Look at this code and let me know what you think. I modified the 2x2LDA, 2 class code to do 4x4LDA, 7 class code. I haven't tested it yet, so if you have data I can use that for testing. If not, I'll try to make something up.
Created 2 programs, one to do the LDA pre-work (to determine the pooled covariance matrix) and one to do the testing on the new sample. Take a look and let me know what you think. This works on the 2x2 matrix. Some of the code needs to change if there are more/less # of samples.
Looked at code again. Ran LDA program with 20 input points, and didn't get good results (before I just extended it to 20 data points and check for compiler errors).
Issue with input data I'm assuming; my input data was duplication of the example LDA data, to reach 20 data points. This duplication caused the program to crash (could not take the inverse of the covariance matrix). Perturbed some data from its original values, then was able to get a probability function result from it. Did not pursue the code further once I realized it was a data problem & not a software issue.

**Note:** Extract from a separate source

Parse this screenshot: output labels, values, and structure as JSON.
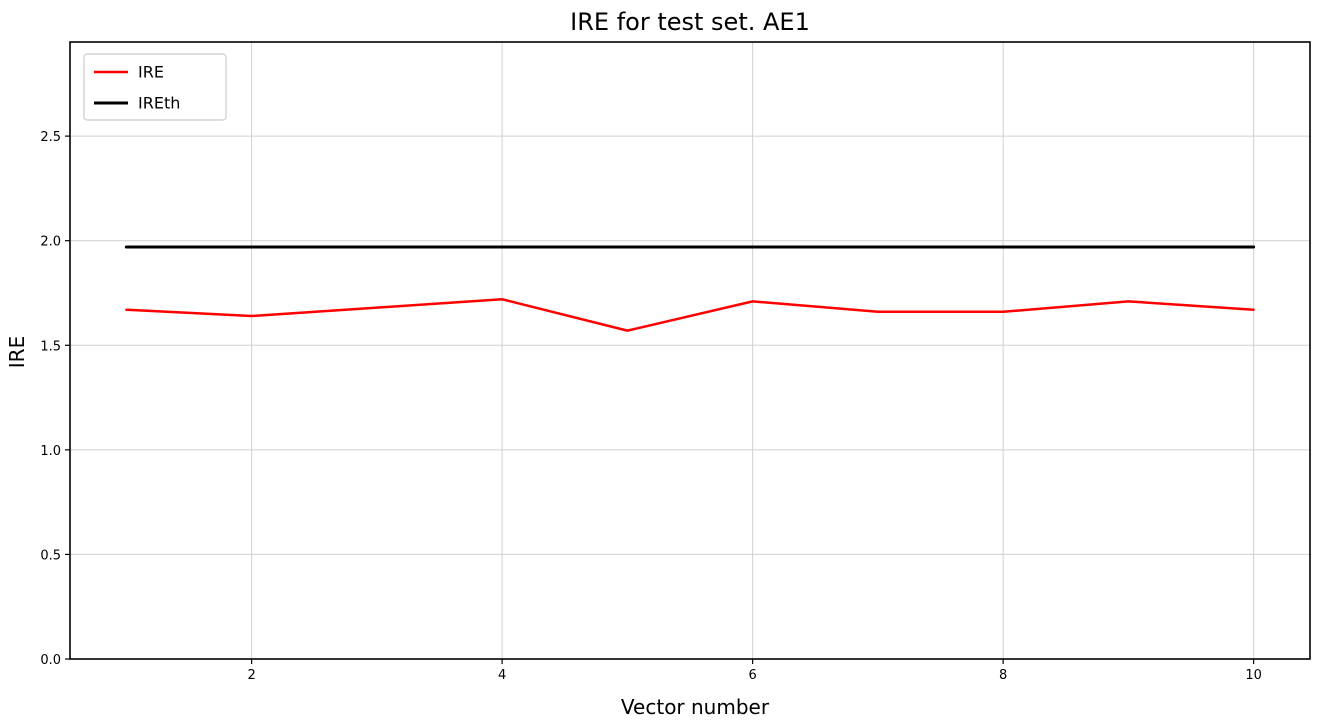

Found looping error, now LDA discriminant function calculates correctly. Getting results as expected, using one of the calibration points as the sample point. Will now look at using "real" data, not sample data from tutorial
Time domain statistics funtions acsept arrays and vareables consolodated. So arrays can be passed into the time domain statistics functions They all use a single for loop so that loop could be when the data is taken in. Taking the mean is done at the end of the for loop. Vareables are replaced with constants or macros where possible.